Review: Lorde – ‘Melodrama’ (Álbum)

.

lorde melodrama

9.9

.

Apesar de a cada ano veículos especializados e respeitados, alguns como a BBC Radio 1 e até mesmo os indicados ao Grammy, apontarem uma enorme lista de revelações, muito por obrigação e pelo cumprimento da pauta anual, nenhuma novidade gerou tanta comoção nesta década desde que Lorde surgiu em 2013 com o furacão ‘Royals’, porém, uma estreia é uma estreia, e apesar de em alguns casos um bom começo render passe livre por toda uma carreira, manter a relevância da sua obra é sem dúvidas uma pressão que faz com que muitos artistas acabem se perdendo no meio do caminho.

No entanto, pressão não foi algo imposto à jovem neozelandesa, hoje com 20 anos, ou pelo menos não em questão de tempo corrido, visto que o seu segundo disco chegou ao mercado quase quatro anos após o aclamado ‘Pure Heroine’, e considerando que vivemos em uma época onde a maioria dos artistas pop trabalham com prazos de 12 meses para entregar um novo disco para suas gravadoras, Lorde teve tempo suficiente para viver as experiências expostas em seu ‘Melodrama’, que apesar de uma roupagem mais pop e dançante que o seu antecessor, se assemelha bastante com os temas do mesmo, mudando apenas o ponto de referência em alguns momentos.

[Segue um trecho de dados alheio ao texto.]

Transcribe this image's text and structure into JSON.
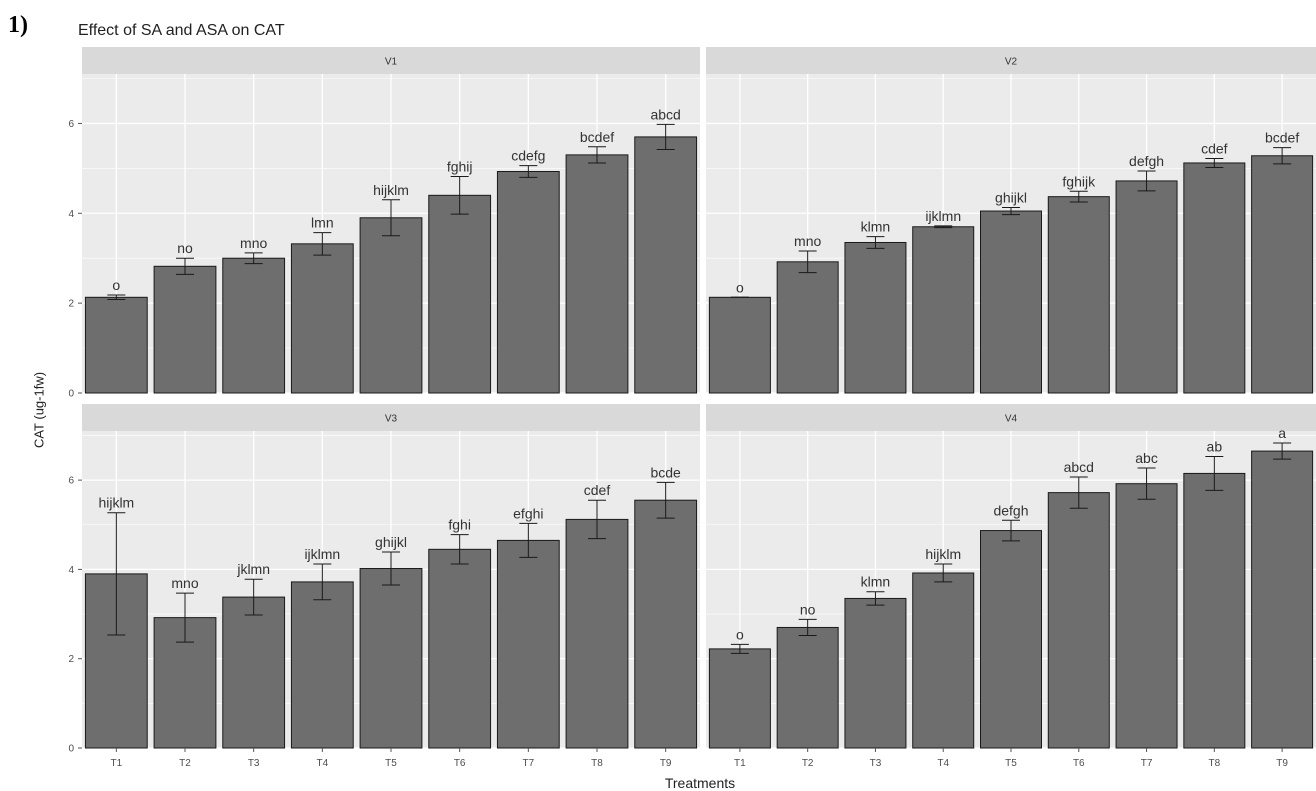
{
  "figure_label": "1)",
  "chart_data": {
    "type": "bar",
    "title": "Effect of SA and ASA on CAT",
    "xlabel": "Treatments",
    "ylabel": "CAT (ug-1fw)",
    "categories": [
      "T1",
      "T2",
      "T3",
      "T4",
      "T5",
      "T6",
      "T7",
      "T8",
      "T9"
    ],
    "ylim": [
      0,
      7.1
    ],
    "yticks": [
      0,
      2,
      4,
      6
    ],
    "grid": true,
    "facets": [
      {
        "name": "V1",
        "values": [
          2.13,
          2.82,
          3.0,
          3.32,
          3.9,
          4.4,
          4.93,
          5.3,
          5.7
        ],
        "errors": [
          0.05,
          0.18,
          0.12,
          0.25,
          0.4,
          0.42,
          0.13,
          0.18,
          0.28
        ],
        "letters": [
          "o",
          "no",
          "mno",
          "lmn",
          "hijklm",
          "fghij",
          "cdefg",
          "bcdef",
          "abcd"
        ]
      },
      {
        "name": "V2",
        "values": [
          2.13,
          2.92,
          3.35,
          3.7,
          4.05,
          4.37,
          4.72,
          5.12,
          5.28
        ],
        "errors": [
          0.0,
          0.24,
          0.13,
          0.02,
          0.08,
          0.12,
          0.22,
          0.1,
          0.18
        ],
        "letters": [
          "o",
          "mno",
          "klmn",
          "ijklmn",
          "ghijkl",
          "fghijk",
          "defgh",
          "cdef",
          "bcdef"
        ]
      },
      {
        "name": "V3",
        "values": [
          3.9,
          2.92,
          3.38,
          3.72,
          4.02,
          4.45,
          4.65,
          5.12,
          5.55
        ],
        "errors": [
          1.37,
          0.55,
          0.4,
          0.4,
          0.37,
          0.33,
          0.38,
          0.43,
          0.4
        ],
        "letters": [
          "hijklm",
          "mno",
          "jklmn",
          "ijklmn",
          "ghijkl",
          "fghi",
          "efghi",
          "cdef",
          "bcde"
        ]
      },
      {
        "name": "V4",
        "values": [
          2.22,
          2.7,
          3.35,
          3.92,
          4.87,
          5.72,
          5.92,
          6.15,
          6.65
        ],
        "errors": [
          0.1,
          0.18,
          0.15,
          0.2,
          0.23,
          0.35,
          0.35,
          0.38,
          0.18
        ],
        "letters": [
          "o",
          "no",
          "klmn",
          "hijklm",
          "defgh",
          "abcd",
          "abc",
          "ab",
          "a"
        ]
      }
    ]
  },
  "colors": {
    "panel_background": "#ebebeb",
    "strip_background": "#d9d9d9",
    "gridline": "#ffffff",
    "bar_fill": "#6e6e6e",
    "bar_outline": "#1a1a1a",
    "text": "#333333"
  }
}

Se em sua estreia ela nos mostrou uma visão da sociedade através dos olhos de uma adolescente de apenas 16 anos que vivia lá na Nova Zelândia, dessa vez a história gira em torno do que essa, agora mulher, passou após conquistar fama, sucesso e amizades influentes. Talvez essa descrição fosse a melhor forma de defender algo genérico sobre jogar as mãos pra cima, mas a sinceridade destemida com que Lorde narra cada situação nos faz se tocar do óbvio: todos passamos por problemas, por mais belo que o externo transpareça, pois como a própria questiona “o que são lugares perfeitos mesmo?“.

lorde-aovivonovayork

.

Em outro grande destaque do álbum, de apenas 11 faixas, a produção do francês Jean-Benoît Dunckel, do Air, em ‘Supercut’ mostra como um hit pop pode ser extremamente explosivo, dançante e cativante, mas ao mesmo tempo agressivo, violento e pertubador com um middle 8 levado por “cause in my head I do everything right, when you call, when you call, I’ll forgive and not fight, because ours are the moments I play in the dark we were wild and fluorescent, come home to my heart, uh” – aqui adicione um grito na segunda vez que ele é cantado.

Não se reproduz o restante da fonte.